Cues, Clones, and Cars: Access Control Issues in Customized Android

Abstract

Android’s open-source design and extensive customization have fueled its dominance across smartphones, automotive systems, wearables, and other domains. This flexibility, however, introduces serious security challenges, particularly in the enforcement of access control. Prior research has investigated inconsistencies within the framework, across layers, and across Android versions, yet important gaps remain, especially in detecting vendor-introduced data-driven customizations, replicated APIs, and platform-specific adaptations (e.g., automotive) that are difficult to capture with existing techniques.

This dissertation investigates how Android contextual features can be systematically leveraged to uncover access control vulnerabilities that evade prior analyses. It presents four main contributions:

- Bluebird: a probabilistic inference framework that derives access control requirements from application-side sensitivity indicators (UI cues and app-side access control). By fusing NLP-driven signals with static analysis, Bluebird identifies APIs whose protections do not match implied sensitivity. Applied to 14 ROMs, Bluebird flagged 391 likely under-protected private APIs.% and supported 11 proof-of-concept exploits.

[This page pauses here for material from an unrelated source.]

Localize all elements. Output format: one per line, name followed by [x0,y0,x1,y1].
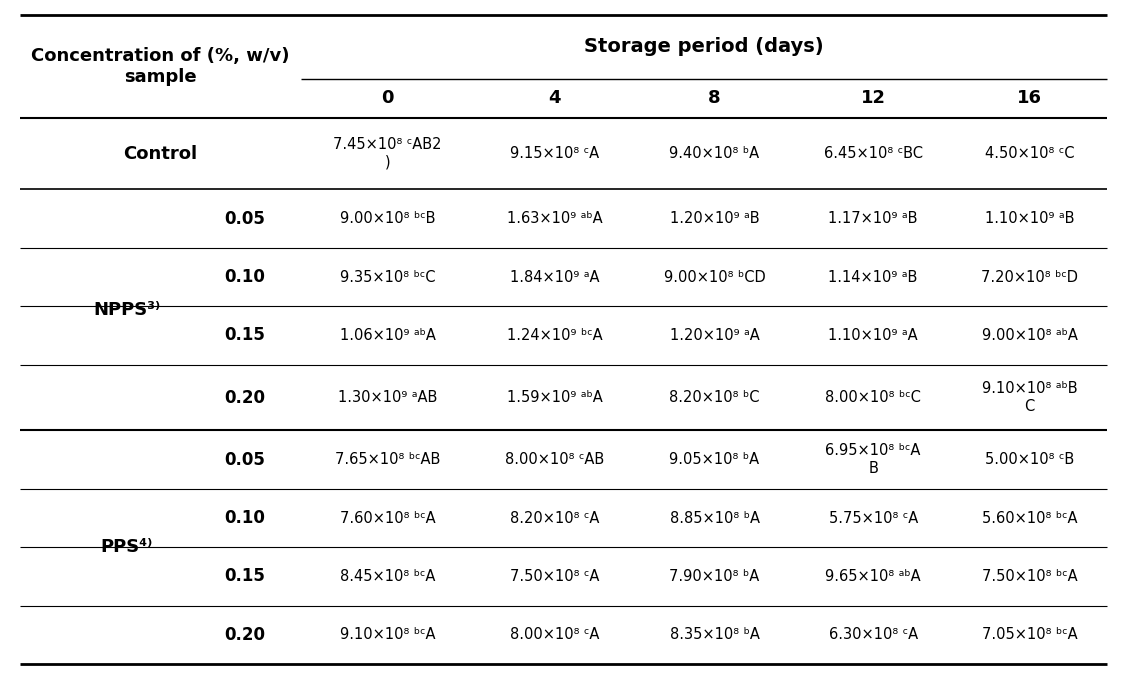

- Ariadne: a static-analysis based technique built around a novel access control dependency graph abstraction that models explicit and inferred access control relationships among framework data holders. Ariadne detects inconsistencies introduced by data-driven vendor customizations that traditional tools miss. Evaluated on AOSP and vendor ROMs, it discovered 30 unique inconsistencies and enabled 13 proof-of-concept exploits.

- RepFinder: a large-scale measurement pipeline that identifies duplicated or ``Replica'' APIs created via copy-paste editing and evaluates their access control enforcement. Analyzing 342 ROMs from 10 vendors, RepFinder found replication to be widespread (~141 Replicas/ROM on average) and that a significant fraction (37% on average) of Replicas are under-protected.

- AutoAcRaptor: a platform-specific static analysis framework for AAOS that identifies automotive entry points and evaluates both access control and feature-check enforcement. Applied to 10 AAOS ROMs, AutoAcRaptor reported an average of 23 auto feature and access control anomalies per ROM.

Collectively, these contributions show that Android contextual features such as app-side sensitivity indicators, framework data holders, and platform-specific service registrations can be systematically harnessed to reveal overlooked access control vulnerabilities. They also demonstrate that techniques for identifying framework customization-induced vulnerabilities can be adapted to emerging Android-based platforms such as Android Automotive OS by accounting for platform-specific differences.

Beyond these immediate contributions, this work opens two broader research directions. First, the contextual features explored in this work may not be exhaustive. Future research should aim to identify additional contextual signals—potentially through automated discovery—and explore an integration framework that makes it easy to incorporate new analyses into a unified solution. Second, the adaptation of these techniques to other Android-based platforms remains an open challenge. While AutoAcRaptor demonstrates feasibility for Android Automotive, other platforms such as Android TV, Wear OS, and Android XR present unique differences that require dedicated investigation to determine how well these methods generalize and what extensions are needed.